Preguntas frecuentes (FAQ)
P1. ¿Cuál es la competencia humana más importante en la era de la IA?
Ganan especial importancia la "comunicación de alto nivel" y la "resolución adaptativa de problemas". La IA destaca en el procesamiento lógico y el análisis de datos, pero no puede comprender las emociones y el contexto propios del ser humano para mantener un diálogo basado en la empatía, ni encontrar soluciones creativas a problemas complejos y sin precedentes. Los jinzai (人財) que entienden la tecnología y, a la vez, combinan creatividad con perspicacia humana serán el centro del futuro profesional.
P2. ¿Cuál es la diferencia entre "jinzai (人財)" y "jinzai (人材)"?
En japonés, el término habitual 人材 (jinzai) designa a una persona con mano de obra o habilidades. El término 人財 (jinzai también, pero con el carácter de "tesoro") lleva implícita la idea de que la persona es un activo irremplazable para la empresa. Ambas palabras se pronuncian exactamente igual en japonés; solo cambia el carácter. Consideramos que no son solo las habilidades y los conocimientos, sino la pasión, la integridad y la voluntad de crecer propias de cada persona, la verdadera fuente de creación de valor para la empresa.

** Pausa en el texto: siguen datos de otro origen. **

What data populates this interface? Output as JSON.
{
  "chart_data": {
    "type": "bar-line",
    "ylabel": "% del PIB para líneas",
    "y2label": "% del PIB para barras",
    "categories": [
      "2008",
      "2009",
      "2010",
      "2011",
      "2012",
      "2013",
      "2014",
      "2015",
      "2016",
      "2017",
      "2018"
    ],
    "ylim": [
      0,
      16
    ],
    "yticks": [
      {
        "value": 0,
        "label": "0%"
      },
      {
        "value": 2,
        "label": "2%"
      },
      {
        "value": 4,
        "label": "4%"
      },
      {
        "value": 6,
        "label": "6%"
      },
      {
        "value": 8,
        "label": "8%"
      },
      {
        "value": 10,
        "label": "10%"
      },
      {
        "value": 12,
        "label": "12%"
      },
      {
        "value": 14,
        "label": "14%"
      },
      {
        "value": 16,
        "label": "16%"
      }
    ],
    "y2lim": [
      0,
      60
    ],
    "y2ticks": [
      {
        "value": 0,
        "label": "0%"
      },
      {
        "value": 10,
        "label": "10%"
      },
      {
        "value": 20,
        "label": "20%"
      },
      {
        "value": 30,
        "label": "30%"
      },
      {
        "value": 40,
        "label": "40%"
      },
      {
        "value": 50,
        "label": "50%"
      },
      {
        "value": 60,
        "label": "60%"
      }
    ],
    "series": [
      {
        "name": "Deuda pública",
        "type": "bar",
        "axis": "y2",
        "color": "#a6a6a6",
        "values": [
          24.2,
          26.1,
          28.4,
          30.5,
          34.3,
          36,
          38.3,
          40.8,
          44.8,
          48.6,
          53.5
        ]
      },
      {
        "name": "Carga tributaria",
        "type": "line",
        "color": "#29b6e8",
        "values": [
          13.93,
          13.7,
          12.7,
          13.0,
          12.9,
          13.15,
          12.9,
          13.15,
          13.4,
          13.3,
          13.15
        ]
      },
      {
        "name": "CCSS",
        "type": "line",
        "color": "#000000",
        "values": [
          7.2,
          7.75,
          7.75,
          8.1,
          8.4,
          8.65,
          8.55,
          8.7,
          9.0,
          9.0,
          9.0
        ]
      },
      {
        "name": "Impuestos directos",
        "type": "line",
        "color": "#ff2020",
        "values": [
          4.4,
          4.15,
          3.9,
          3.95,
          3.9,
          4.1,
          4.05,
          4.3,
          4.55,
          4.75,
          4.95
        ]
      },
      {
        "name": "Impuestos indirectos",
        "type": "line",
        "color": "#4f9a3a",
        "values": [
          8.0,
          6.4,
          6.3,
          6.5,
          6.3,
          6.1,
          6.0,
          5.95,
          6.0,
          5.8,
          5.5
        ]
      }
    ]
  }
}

P3. ¿Se puede desarrollar la competencia humana con el tiempo? ¿Cuánto tarda?
Sí, se puede desarrollar de forma considerable. La adquisición de habilidades básicas suele requerir de tres a seis meses, pero una mejora real de la competencia humana exige un esfuerzo continuo. Lo mismo ocurre con la sensibilidad y el buen criterio: más allá del talento innato, cambian de forma notable con la experiencia posterior y el esfuerzo consciente. Para una organización, esto también supone abordar el desarrollo del personal con una visión de largo plazo.
P4. ¿Se puede trabajar en gestión de alquileres sin experiencia previa?
Sí, es perfectamente posible. Lo que priorizamos es la afinidad con nuestra filosofía, la voluntad de aprender y una humanidad honesta: un programa de formación estructurado y el aprendizaje práctico en el puesto (OJT) permiten adquirir las habilidades necesarias de forma progresiva, incluso sin experiencia previa. En cuanto a la tecnología digital, basta con un manejo básico del ordenador; el uso de los sistemas especializados se aprende durante la formación.